Cerraron los quilombos y nació un negocio nuevo, el de las amuebladas. Por dos pesos, una manicura prestaba el servicio completo: no dejaba uña sin tocar. Los jovencitos de familia se acostumbraron a debutar con las pobres sirvientas. Todos los días llegaban a Retiro vagones llenos de muchachas para todo servicio, que se conchababan cama adentro por veinte pesos mensuales, y que si se negaban al apremio del patrón o de los hijos, adiós pirula. Esas desdichadas no tenían más entretenimiento que ir al zoológico los domingos y oír a Nick Vermicelli por la radio. Yrigoyen era popular, claro, pero ya estaba muy viejito. El fuego revolucionario se le había mojado. No quedaba más remedio que voltearlo. ¿Pero quién lo volteó? ¿El ejército? ¡No! Fue la oligarquía, que había sido desalojada del poder en 1916 y esperaba su oportunidad para pegar el zarpazo.

—Sin embargo, General, óigase decir el 8 de abril de 1953, déjese ir hacia su pasado y oiga: "A Yrigoyen no lo echó abajo la revolución sino sus propios correligionarios. Esos que andan haciendo ahora discursos por ahí: ésos lo traicionaron...".

—¿No ven, muchachos? Al pobre viejo lo derrocó la oligarquía en alianza con los radicales. ¡Si hasta el propio Alvear, que era como hijo de Yrigoyen, brindó con champán cuando le dieron la noticia del derrocamiento! La gratitud humana es como el pájaro que pasa: no deja otro recuerdo que la bosta.

—¿Usted lo admiraba, entonces?

—¿A Yrigoyen? ¡Claro que lo admiraba! ¡Si él pensaba lo mismo que pienso yo!

—¿Por qué se metió entonces en el golpe?

—Porque me engañaron, muchachos. Me dijeron que el gobierno robaba, que tal ministro mantenía una querida vendiendo los durmientes del ferrocarril y que tal otro negociaba con los lápices del Consejo de Educación. Y el gobierno, calladito: nada decía. ¿Qué más pude haber hecho yo, un capitán de morondanga?
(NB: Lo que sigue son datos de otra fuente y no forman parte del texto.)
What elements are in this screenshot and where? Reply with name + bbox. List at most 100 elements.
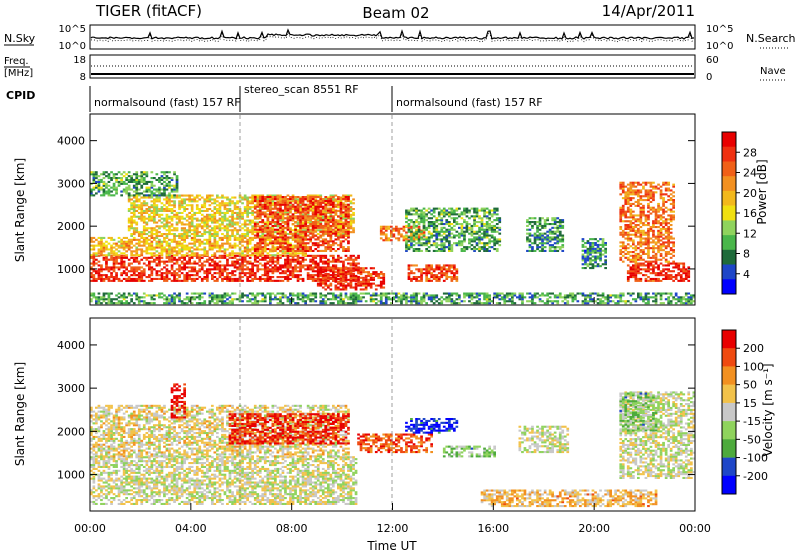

—Usted describió las muchas cosas que hizo. Narro cómo, al caer la tarde de aquel 6 de setiembre, se abrió paso en un auto blindado, siguiendo a los escuadrones de granaderos. Dijo que a su alrededor la gente saltaba de alborozo y arrojaba flores desde los balcones. ¡Viva la patria! ¡Muera el peludo Yrigoyen! Contó que, al llegar a la Plaza de Mayo, vio en las azoteas de la Casa Rosada un mantel que flameaba como bandera de parlamento.

—Así fue, muchachos. Y oí a Enrique Martínez, el vicepresidente, pedirle a Uriburu que lo matara. El pobre hombre, arrinconado, se puso histérico. ¡Yo no renuncio, mi general! ¡Matemé si quiere! ¿Saben por qué lo vi? Porque dejé a los granaderos como a las cinco y media de la tarde, caminé hasta la calle Victoria y allí di alcance al auto del general Uriburu. Me subí al estribo y entré con él en la Casa de Gobierno.

Fin del zigzag. Comienza un nuevo capitulo con música del tango que Discépolo escribiría cinco años después: Cambalache.

(...) Se reproducen a continuación anotaciones efectuadas por la antedicha Diana Bronstein en los márgenes del ejemplar secuestrado del semanario Horizonte.

NOTA DEL OFICIAL SUMARIANTE: Las frases al pie son prueba concluyente de la ideología extremista imperante en los cabecillas inculpados. Elévense a la Superioridad a título informativo.

El Viejo tenía olfato napoleónico.

Tenía un gran naso. ¡Oh, naso!

"Ya nunca más seremos cono éramos." Rebusque plagiado de "Las alas de la Paloma" Henry James, frase final.

Zigzag. Zigzag.

Fasola Castaño, también conocido como Fa Sol La Tacaño, precursor de la patria nacional—fasolista.

Pasame un faso, Nun. Pasame un Te quiero.